A formação de médicos locais fortalece os serviços de saúde e promove o desenvolvimento sustentável e o acesso equitativo aos cuidados médicos. O estabelecimento do curso de Medicina (Mestrado Integrado em Medicina), realizado em parceria com a Universidade de Coimbra, em 2015, representa um avanço significativo em Cabo Verde, para capacitar profissionais de saúde e alcançar os objetivos de equidade e inclusão delineados na Política Nacional de Saúde 2023-2027. Mas é necessário desenvolver uma valorização da carreira de profissionais de saúde, para promover sua retenção no país.

Para assegurar que a legislação desenvolvida seja implementada e fiscalizada na prática, é fundamental que Cabo Verde assine e ratifique o Protocolo Facultativo da Convenção sobre os Direitos das Pessoas com Deficiência (CDPD). Este protocolo estabelece a criação de um Comitê sobre os Direitos das Pessoas com Deficiência, que recebe denúncias relacionadas a violação ou não cumprimento das disposições da CDPD pelo país. A adesão a este protocolo garantirá a efetividade de um órgão administrativo que possa assegurar o direito pleno à saúde e à reabilitação dessa população, promovendo uma sociedade mais inclusiva e justa.

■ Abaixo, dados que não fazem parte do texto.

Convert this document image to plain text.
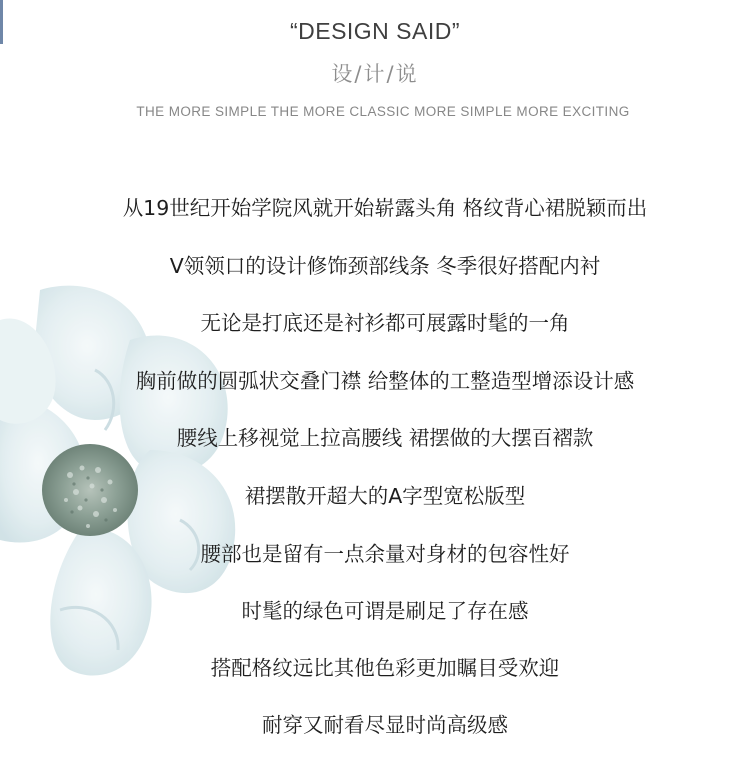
“DESIGN SAID”
设/计/说
THE MORE SIMPLE THE MORE CLASSIC MORE SIMPLE MORE EXCITING
从19世纪开始学院风就开始崭露头角 格纹背心裙脱颖而出
V领领口的设计修饰颈部线条 冬季很好搭配内衬
无论是打底还是衬衫都可展露时髦的一角
胸前做的圆弧状交叠门襟 给整体的工整造型增添设计感
腰线上移视觉上拉高腰线 裙摆做的大摆百褶款
裙摆散开超大的A字型宽松版型
腰部也是留有一点余量对身材的包容性好
时髦的绿色可谓是刷足了存在感
搭配格纹远比其他色彩更加瞩目受欢迎
耐穿又耐看尽显时尚高级感
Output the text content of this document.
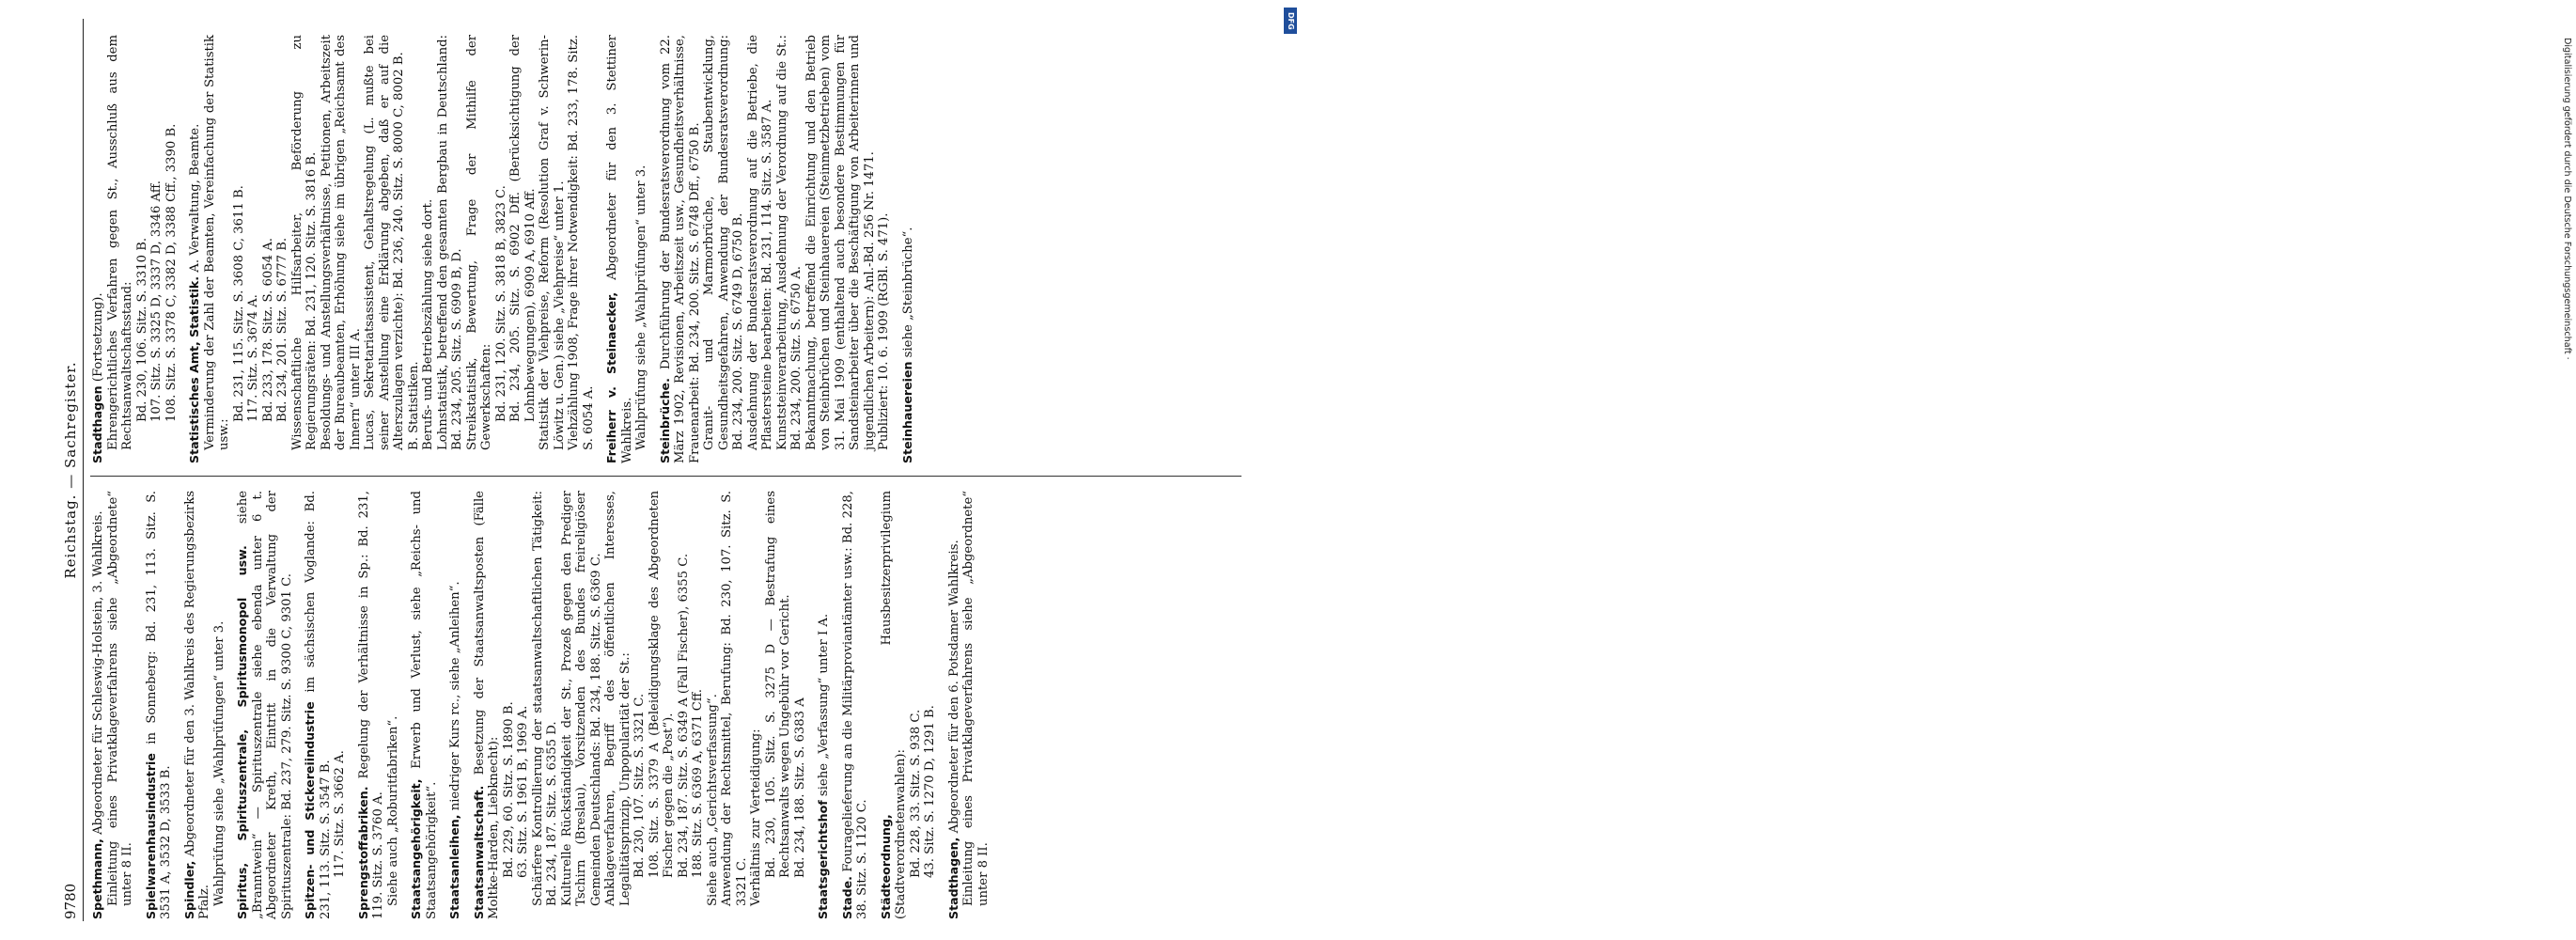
9780
Reichstag. — Sachregister.

Spethmann, Abgeordneter für Schleswig-Holstein, 3. Wahlkreis. Einleitung eines Privatklageverfahrens siehe „Abgeordnete“ unter 8 II. Spielwarenhausindustrie in Sonneberg: Bd. 231, 113. Sitz. S. 3531 A, 3532 D, 3533 B. Spindler, Abgeordneter für den 3. Wahlkreis des Regierungsbezirks Pfalz. Wahlprüfung siehe „Wahlprüfungen“ unter 3. Spiritus, Spirituszentrale, Spiritusmonopol usw. siehe „Branntwein“ — Spirituszentrale siehe ebenda unter 6 t. Abgeordneter Kreth, Eintritt in die Verwaltung der Spirituszentrale: Bd. 237, 279. Sitz. S. 9300 C, 9301 C. Spitzen- und Stickereiindustrie im sächsischen Voglande: Bd. 231, 113. Sitz. S. 3547 B. 117. Sitz. S. 3662 A. Sprengstoffabriken. Regelung der Verhältnisse in Sp.: Bd. 231, 119. Sitz. S. 3760 A. Siehe auch „Roburitfabriken“. Staatsangehörigkeit, Erwerb und Verlust, siehe „Reichs- und Staatsangehörigkeit“. Staatsanleihen, niedriger Kurs rc., siehe „Anleihen“.

Staatsanwaltschaft. Besetzung der Staatsanwaltsposten (Fälle Moltke-Harden, Liebknecht): Bd. 229, 60. Sitz. S. 1890 B. 63. Sitz. S. 1961 B, 1969 A. Schärfere Kontrollierung der staatsanwaltschaftlichen Tätigkeit: Bd. 234, 187. Sitz. S. 6355 D. Kulturelle Rückständigkeit der St., Prozeß gegen den Prediger Tschirn (Breslau), Vorsitzenden des Bundes freireligiöser Gemeinden Deutschlands: Bd. 234, 188. Sitz. S. 6369 C. Anklageverfahren, Begriff des öffentlichen Interesses, Legalitätsprinzip, Unpopularität der St.: Bd. 230, 107. Sitz. S. 3321 C. 108. Sitz. S. 3379 A (Beleidigungsklage des Abgeordneten Fischer gegen die „Post“). Bd. 234, 187. Sitz. S. 6349 A (Fall Fischer), 6355 C. 188. Sitz. S. 6369 A, 6371 Cff. Siehe auch „Gerichtsverfassung“. Anwendung der Rechtsmittel, Berufung: Bd. 230, 107. Sitz. S. 3321 C. Verhältnis zur Verteidigung: Bd. 230, 105. Sitz. S. 3275 D — Bestrafung eines Rechtsanwalts wegen Ungebühr vor Gericht. Bd. 234, 188. Sitz. S. 6383 A Staatsgerichtshof siehe „Verfassung“ unter I A.

Stade. Fouragelieferung an die Militärproviantämter usw.: Bd. 228, 38. Sitz. S. 1120 C. Städteordnung, Hausbesitzerprivilegium (Stadtverordnetenwahlen): Bd. 228, 33. Sitz. S. 938 C. 43. Sitz. S. 1270 D, 1291 B.

Stadthagen, Abgeordneter für den 6. Potsdamer Wahlkreis. Einleitung eines Privatklageverfahrens siehe „Abgeordnete“ unter 8 II.

Stadthagen (Fortsetzung). Ehrengerichtliches Verfahren gegen St., Ausschluß aus dem Rechtsanwaltschaftsstand: Bd. 230, 106. Sitz. S. 3310 B. 107. Sitz. S. 3325 D, 3337 D, 3346 Aff. 108. Sitz. S. 3378 C, 3382 D, 3388 Cff., 3390 B. Statistisches Amt, Statistik. A. Verwaltung, Beamte. Verminderung der Zahl der Beamten, Vereinfachung der Statistik usw.:

Bd. 231, 115. Sitz. S. 3608 C, 3611 B. 117. Sitz. S. 3674 A. Bd. 233, 178. Sitz. S. 6054 A. Bd. 234, 201. Sitz. S. 6777 B. Wissenschaftliche Hilfsarbeiter, Beförderung zu Regierungsräten: Bd. 231, 120. Sitz. S. 3816 B. Besoldungs- und Anstellungsverhältnisse, Petitionen, Arbeitszeit der Bureaubeamten, Erhöhung siehe im übrigen „Reichsamt des Innern“ unter III A. Lucas, Sekretariatsassistent, Gehaltsregelung (L. mußte bei seiner Anstellung eine Erklärung abgeben, daß er auf die Alterszulagen verzichte): Bd. 236, 240. Sitz. S. 8000 C, 8002 B. B. Statistiken. Berufs- und Betriebszählung siehe dort. Lohnstatistik, betreffend den gesamten Bergbau in Deutschland: Bd. 234, 205. Sitz. S. 6909 B, D. Streikstatistik, Bewertung, Frage der Mithilfe der Gewerkschaften: Bd. 231, 120. Sitz. S. 3818 B, 3823 C. Bd. 234, 205. Sitz. S. 6902 Dff. (Berücksichtigung der Lohnbewegungen), 6909 A, 6910 Aff. Statistik der Viehpreise, Reform (Resolution Graf v. Schwerin-Löwitz u. Gen.) siehe „Viehpreise“ unter 1. Viehzählung 1908, Frage ihrer Notwendigkeit: Bd. 233, 178. Sitz. S. 6054 A. Freiherr v. Steinaecker, Abgeordneter für den 3. Stettiner Wahlkreis. Wahlprüfung siehe „Wahlprüfungen“ unter 3. Steinbrüche. Durchführung der Bundesratsverordnung vom 22. März 1902, Revisionen, Arbeitszeit usw., Gesundheitsverhältnisse, Frauenarbeit: Bd. 234, 200. Sitz. S. 6748 Dff., 6750 B. Granit- und Marmorbrüche, Staubentwicklung, Gesundheitsgefahren, Anwendung der Bundesratsverordnung: Bd. 234, 200. Sitz. S. 6749 D, 6750 B. Ausdehnung der Bundesratsverordnung auf die Betriebe, die Pflastersteine bearbeiten: Bd. 231, 114. Sitz. S. 3587 A. Kunststeinverarbeitung, Ausdehnung der Verordnung auf die St.: Bd. 234, 200. Sitz. S. 6750 A. Bekanntmachung, betreffend die Einrichtung und den Betrieb von Steinbrüchen und Steinhauereien (Steinmetzbetrieben) vom 31. Mai 1909 (enthaltend auch besondere Bestimmungen für Sandsteinarbeiter über die Beschäftigung von Arbeiterinnen und jugendlichen Arbeitern): Anl.-Bd. 256 Nr. 1471. Publiziert: 10. 6. 1909 (RGBl. S. 471). Steinhauereien siehe „Steinbrüche“.	Digitalisierung gefördert durch die Deutsche Forschungsgemeinschaft ·
DFG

Cabo Verde realizou progressos significativos nos cuidados e reabilitação do AVC, representando um modelo positivo para o país. No entanto, existem outras áreas que também podem melhorar com base nesses progressos. Os avanços em Cabo Verde certamente terão ressonância em todo o continente africano e em outros países de baixa e média renda, contribuindo para a saúde global.

(A cabo-verdiana Ruth Neves dos Santos teve a oportunidade de sair do país para estudar em um dos programas de cooperação internacional de Cabo Verde com o Brasil e, com recursos proporcionados pelo programa de bolsa de estudo de Cabo Verde, realizou a graduação em Medicina na USP. Concluiu o curso em 2007 e, em 2011, a residência médica em Medicina de Família e Comunidade. Em setembro de 2024 defendeu sua tese de doutorado, no programa de Saúde Global e Sustentabilidade da Faculdade de Saúde Pública, sob orientação da professora Helena Ribeiro, sobre o direito das pessoas com deficiência no acesso à saúde e reabilitação em Cabo Verde, como uma forma de contribuir com políticas públicas de seu país de origem. A escolha do tema deficiência tem relação com as experiências do convívio na infância e adolescência com vizinhos e hóspedes com deficiência em casa e na comunidade em Cabo Verde, e com as experiências e aprendizados como médica na gestão e coordenação do cuidado clínico das pessoas com deficiência do Instituto de Reabilitação Lucy Montoro — IMREA/HC-FMUSP, onde trabalha.)